Job 209096/TURNOVER/TOAUTORCV ended on 02/09/12 at 10:58:44; 1 seconds used;
Now of course… the problem is that the system DOES EXIST otherwise how could I be signed into it… and using Turnover on it. Very confusing for a little while. Until I climbed out of the box and actually thought about it. So, without waffling any further the problem is caused by the fact that this system issuing LPARS to separate the systems.
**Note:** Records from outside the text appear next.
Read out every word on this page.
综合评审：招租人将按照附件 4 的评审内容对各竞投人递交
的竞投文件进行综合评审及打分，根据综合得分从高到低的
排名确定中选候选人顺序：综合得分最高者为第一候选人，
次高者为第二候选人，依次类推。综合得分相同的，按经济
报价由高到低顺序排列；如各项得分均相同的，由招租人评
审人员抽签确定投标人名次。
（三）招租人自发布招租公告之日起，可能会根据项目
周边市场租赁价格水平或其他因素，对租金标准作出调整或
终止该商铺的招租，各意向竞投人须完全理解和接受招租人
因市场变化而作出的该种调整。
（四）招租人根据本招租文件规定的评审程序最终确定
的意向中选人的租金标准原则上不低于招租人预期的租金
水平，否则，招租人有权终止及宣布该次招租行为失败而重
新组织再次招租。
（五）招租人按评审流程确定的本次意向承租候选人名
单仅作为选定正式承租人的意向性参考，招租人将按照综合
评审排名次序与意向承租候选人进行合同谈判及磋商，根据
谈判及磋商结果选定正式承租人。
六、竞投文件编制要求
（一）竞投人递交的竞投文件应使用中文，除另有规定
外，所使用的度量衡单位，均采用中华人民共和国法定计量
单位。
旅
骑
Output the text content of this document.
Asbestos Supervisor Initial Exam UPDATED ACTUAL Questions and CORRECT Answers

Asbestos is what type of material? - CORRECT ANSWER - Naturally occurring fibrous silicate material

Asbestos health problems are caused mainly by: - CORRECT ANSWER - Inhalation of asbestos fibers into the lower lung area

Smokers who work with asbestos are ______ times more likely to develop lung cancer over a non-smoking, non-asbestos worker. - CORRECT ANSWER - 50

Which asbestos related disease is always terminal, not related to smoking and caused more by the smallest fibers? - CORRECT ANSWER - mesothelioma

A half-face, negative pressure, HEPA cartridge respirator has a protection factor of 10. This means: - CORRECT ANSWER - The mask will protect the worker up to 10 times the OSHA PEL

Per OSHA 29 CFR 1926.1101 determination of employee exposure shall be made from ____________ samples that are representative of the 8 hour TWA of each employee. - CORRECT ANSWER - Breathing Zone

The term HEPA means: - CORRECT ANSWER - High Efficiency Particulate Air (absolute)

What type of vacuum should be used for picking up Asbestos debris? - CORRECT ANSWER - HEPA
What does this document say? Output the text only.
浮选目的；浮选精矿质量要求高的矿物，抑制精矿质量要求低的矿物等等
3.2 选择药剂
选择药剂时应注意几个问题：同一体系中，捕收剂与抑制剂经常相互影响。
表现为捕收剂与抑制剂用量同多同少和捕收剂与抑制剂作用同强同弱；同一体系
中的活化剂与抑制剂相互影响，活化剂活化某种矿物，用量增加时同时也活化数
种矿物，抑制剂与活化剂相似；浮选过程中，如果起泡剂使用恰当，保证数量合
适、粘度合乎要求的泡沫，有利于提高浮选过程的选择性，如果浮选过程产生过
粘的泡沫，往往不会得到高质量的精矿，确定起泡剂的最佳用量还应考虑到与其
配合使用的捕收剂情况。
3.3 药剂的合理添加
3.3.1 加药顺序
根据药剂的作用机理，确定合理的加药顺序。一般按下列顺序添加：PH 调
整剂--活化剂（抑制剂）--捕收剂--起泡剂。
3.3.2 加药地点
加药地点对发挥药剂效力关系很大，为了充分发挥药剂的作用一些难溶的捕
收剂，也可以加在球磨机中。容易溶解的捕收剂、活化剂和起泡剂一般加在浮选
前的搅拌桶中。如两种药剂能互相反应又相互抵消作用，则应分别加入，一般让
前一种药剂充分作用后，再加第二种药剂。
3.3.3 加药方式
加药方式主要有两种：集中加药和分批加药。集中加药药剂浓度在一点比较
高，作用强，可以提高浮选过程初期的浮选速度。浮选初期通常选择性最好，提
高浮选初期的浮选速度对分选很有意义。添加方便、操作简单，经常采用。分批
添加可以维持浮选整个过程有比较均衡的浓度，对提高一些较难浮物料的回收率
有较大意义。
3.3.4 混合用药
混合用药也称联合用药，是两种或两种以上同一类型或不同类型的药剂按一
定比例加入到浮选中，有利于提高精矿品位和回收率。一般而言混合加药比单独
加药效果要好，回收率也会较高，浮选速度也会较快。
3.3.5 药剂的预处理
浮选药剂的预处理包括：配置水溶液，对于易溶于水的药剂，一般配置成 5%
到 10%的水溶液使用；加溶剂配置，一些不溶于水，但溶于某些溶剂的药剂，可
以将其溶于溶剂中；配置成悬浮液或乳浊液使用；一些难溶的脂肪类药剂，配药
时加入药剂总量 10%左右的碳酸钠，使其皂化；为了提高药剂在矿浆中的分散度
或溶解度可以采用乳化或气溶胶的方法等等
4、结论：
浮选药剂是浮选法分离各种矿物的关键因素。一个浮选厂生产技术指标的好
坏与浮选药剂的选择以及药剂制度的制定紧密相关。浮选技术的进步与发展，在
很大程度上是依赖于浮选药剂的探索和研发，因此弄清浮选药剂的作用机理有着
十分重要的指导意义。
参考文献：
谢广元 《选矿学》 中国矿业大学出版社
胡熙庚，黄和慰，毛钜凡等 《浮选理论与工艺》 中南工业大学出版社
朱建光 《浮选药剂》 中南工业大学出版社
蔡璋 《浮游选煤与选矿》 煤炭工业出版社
Turnover (in its wisdom) looks up the local machines serial number and then references its internal tables to find out what machine its on… as all LPARS have the same serial number it just grabs the first one it finds…. if that doesn’t happen to be YOU then BLAMMO… it errors.
A quick and functional fix for this is to add a SUFFIX LETTER to the other machines defined on the same physical machine as this LPAR. In other words, in each LPAR using Turnover each machine will be defined but only the active one will have the actual correct serial number.
For example:
System1 – Serial ABC – LPAR1
System2 – Serial ABC – LPAR1
The correct ones are in yellow
actually on System1 | SYSTEM1/ABC | SYSTEM2/ABCA |
actually on System2 | SYSTEM1/ABCA | SYSTEM2/ABC |
It’s a weird fix but it works perfectly… until Softlanding deliver a real fix or append the LPAR number into the machine identification algorithm.